It’s time to restore financial innovation to respectability, by focusing the financial services industry’s ingenuity on financing the public good.

Much of the innovation in the industry has been exposed as being badly flawed, such as “negative amortization” mortgages and “synthetic collateralized” debt obligations, which had helped to cause the recent financial crisis. Increasingly complex retail products have been devised to collect more fees from investors in novel ways, but without providing them with genuine benefits. Then there are the sophisticated algorithms that exploit minor arbitrage opportunities but add nothing to market quality. Financial innovation has come to be seen as a way for companies to come up with clever ways of boosting their bottom lines.

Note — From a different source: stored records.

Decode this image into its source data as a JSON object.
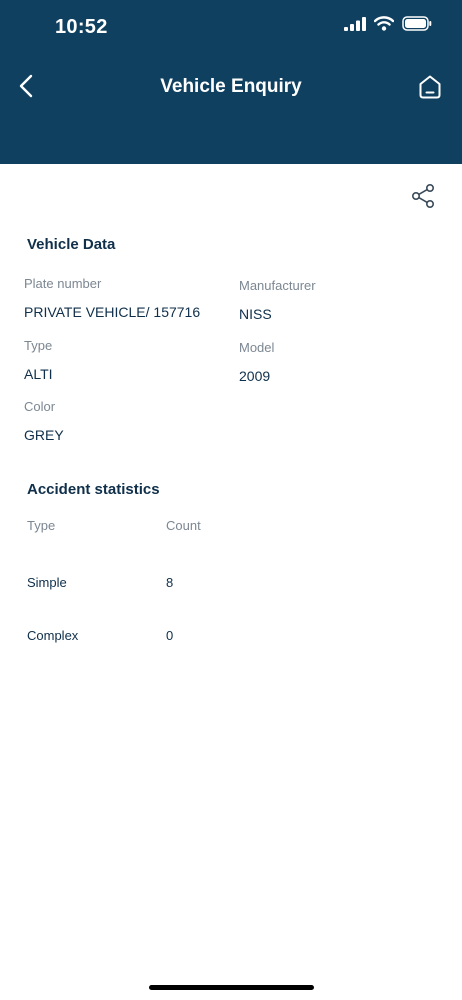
{
  "status_bar": {
    "time": "10:52"
  },
  "header": {
    "title": "Vehicle Enquiry"
  },
  "vehicle_data": {
    "title": "Vehicle Data",
    "plate_number": {
      "label": "Plate number",
      "value": "PRIVATE VEHICLE/ 157716"
    },
    "manufacturer": {
      "label": "Manufacturer",
      "value": "NISS"
    },
    "type": {
      "label": "Type",
      "value": "ALTI"
    },
    "model": {
      "label": "Model",
      "value": "2009"
    },
    "color": {
      "label": "Color",
      "value": "GREY"
    }
  },
  "accident_statistics": {
    "title": "Accident statistics",
    "headers": {
      "type": "Type",
      "count": "Count"
    },
    "rows": [
      {
        "type": "Simple",
        "count": "8"
      },
      {
        "type": "Complex",
        "count": "0"
      }
    ]
  },
  "colors": {
    "header_bg": "#0f4060",
    "text_dark": "#0f2f4a",
    "label_gray": "#7c8792"
  },
  "icons": {
    "back": "chevron-left-icon",
    "home": "home-icon",
    "share": "share-icon",
    "signal": "cellular-signal-icon",
    "wifi": "wifi-icon",
    "battery": "battery-icon"
  }
}
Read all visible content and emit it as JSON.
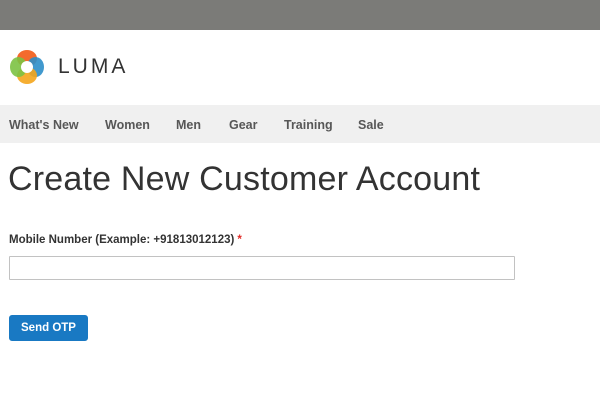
{
  "topbar": {
    "color": "#7b7b78"
  },
  "header": {
    "logo_text": "LUMA",
    "logo_icon": "luma-logo-icon"
  },
  "nav": {
    "items": [
      {
        "label": "What's New"
      },
      {
        "label": "Women"
      },
      {
        "label": "Men"
      },
      {
        "label": "Gear"
      },
      {
        "label": "Training"
      },
      {
        "label": "Sale"
      }
    ]
  },
  "main": {
    "title": "Create New Customer Account",
    "mobile_field": {
      "label": "Mobile Number (Example: +91813012123)",
      "required_mark": "*",
      "value": "",
      "placeholder": ""
    },
    "send_otp_label": "Send OTP"
  },
  "colors": {
    "primary_button": "#1979c3",
    "required": "#e02b27",
    "nav_background": "#f0f0f0"
  }
}
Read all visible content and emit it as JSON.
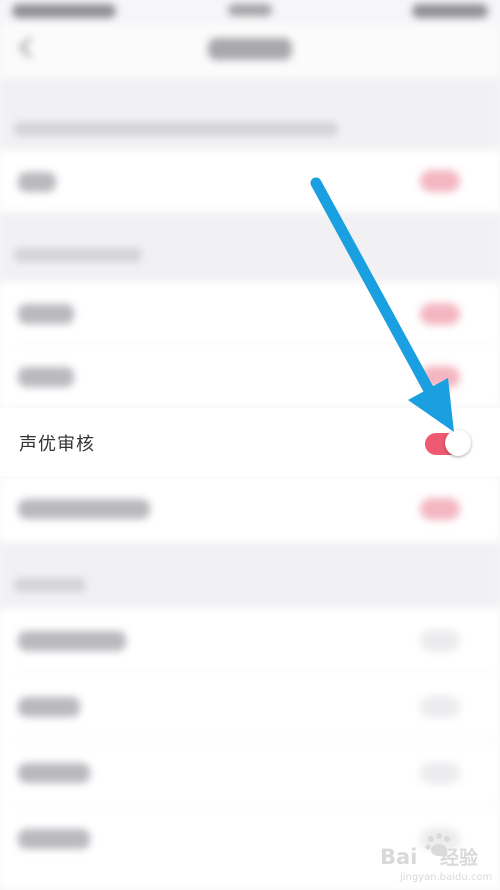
{
  "focus_setting": {
    "label": "声优审核",
    "enabled": true
  },
  "colors": {
    "accent": "#ee5a6f",
    "arrow": "#1a9fe0",
    "page_bg": "#f6f6f8"
  },
  "icons": {
    "back": "back-arrow-icon",
    "pointer": "pointer-arrow-icon"
  },
  "watermark": {
    "brand": "Baidu",
    "product": "经验",
    "site": "jingyan.baidu.com"
  }
}
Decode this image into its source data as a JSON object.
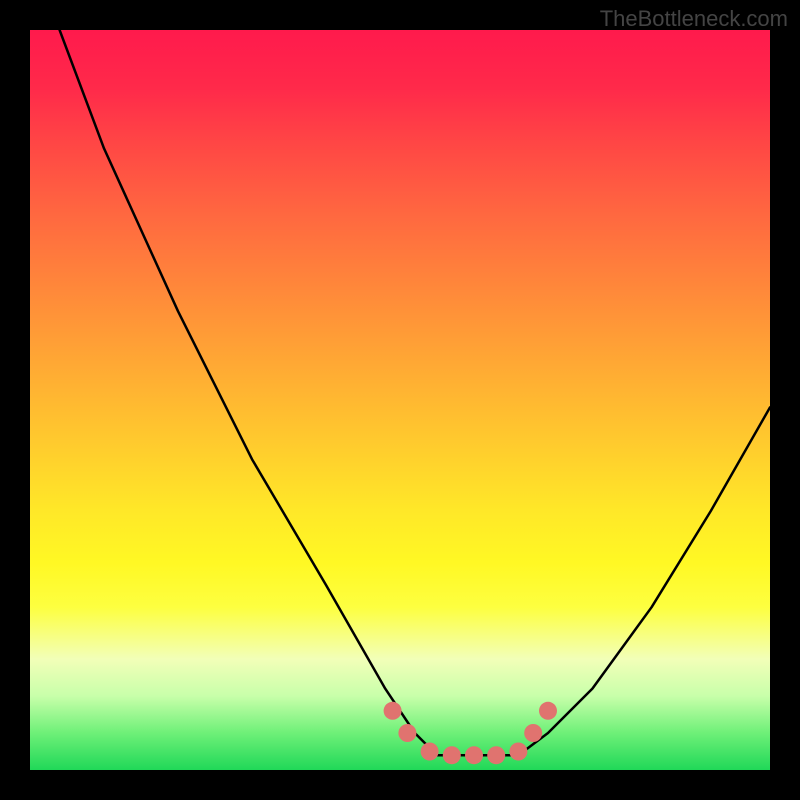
{
  "watermark": "TheBottleneck.com",
  "chart_data": {
    "type": "line",
    "title": "",
    "xlabel": "",
    "ylabel": "",
    "xlim": [
      0,
      100
    ],
    "ylim": [
      0,
      100
    ],
    "note": "V-shaped bottleneck curve over a red-to-green vertical gradient; minimum (flat segment) near x≈55–66 at y≈2; left arm rises steeply to y≈100 near x≈4; right arm rises to y≈49 at x=100.",
    "series": [
      {
        "name": "bottleneck-curve",
        "x": [
          4,
          10,
          20,
          30,
          40,
          48,
          52,
          55,
          58,
          62,
          66,
          70,
          76,
          84,
          92,
          100
        ],
        "y": [
          100,
          84,
          62,
          42,
          25,
          11,
          5,
          2,
          2,
          2,
          2,
          5,
          11,
          22,
          35,
          49
        ]
      }
    ],
    "markers": {
      "name": "highlight-dots",
      "color": "#e0736f",
      "points": [
        {
          "x": 49,
          "y": 8
        },
        {
          "x": 51,
          "y": 5
        },
        {
          "x": 54,
          "y": 2.5
        },
        {
          "x": 57,
          "y": 2
        },
        {
          "x": 60,
          "y": 2
        },
        {
          "x": 63,
          "y": 2
        },
        {
          "x": 66,
          "y": 2.5
        },
        {
          "x": 68,
          "y": 5
        },
        {
          "x": 70,
          "y": 8
        }
      ]
    },
    "gradient_stops": [
      {
        "pos": 0,
        "color": "#ff1a4c"
      },
      {
        "pos": 50,
        "color": "#ffe030"
      },
      {
        "pos": 100,
        "color": "#20d858"
      }
    ]
  }
}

There is an opportunity to change that perception. As increasingly overstretched governments look for new ways to deliver public benefits, charities and other social services organizations struggle with inadequate funding, and investors become more open to opportunities that aren’t driven purely by financial returns, there is a chance for the financial services industry to do good. If the industry could apply its intellectual firepower to the challenge of getting more private capital into the hands of organizations that are working for the public good, it could both generate some real benefits for society and help improve the industry’s reputation.

To be sure, there is much to be done by governments, regulators and socially driven organizations to make this happen. The recent report from the Task Force on Social Finance, chaired by Rhodes Scholar and venture capitalist Ilse Treurnicht and including leading financial services industry executives, points the way. The report highlights some of the challenges blocking capital flow to socially useful endeavours, and recommends changes to public policy that could help unblock that clog.

But there also needs to be a commitment from the financial services industry to do this sort of work. Its expertise in structuring deals, creating effective investment vehicles, managing risk and spotting profitable opportunities could all be employed to great effect in this undeveloped market segment. It’s time the industry used its powers for good.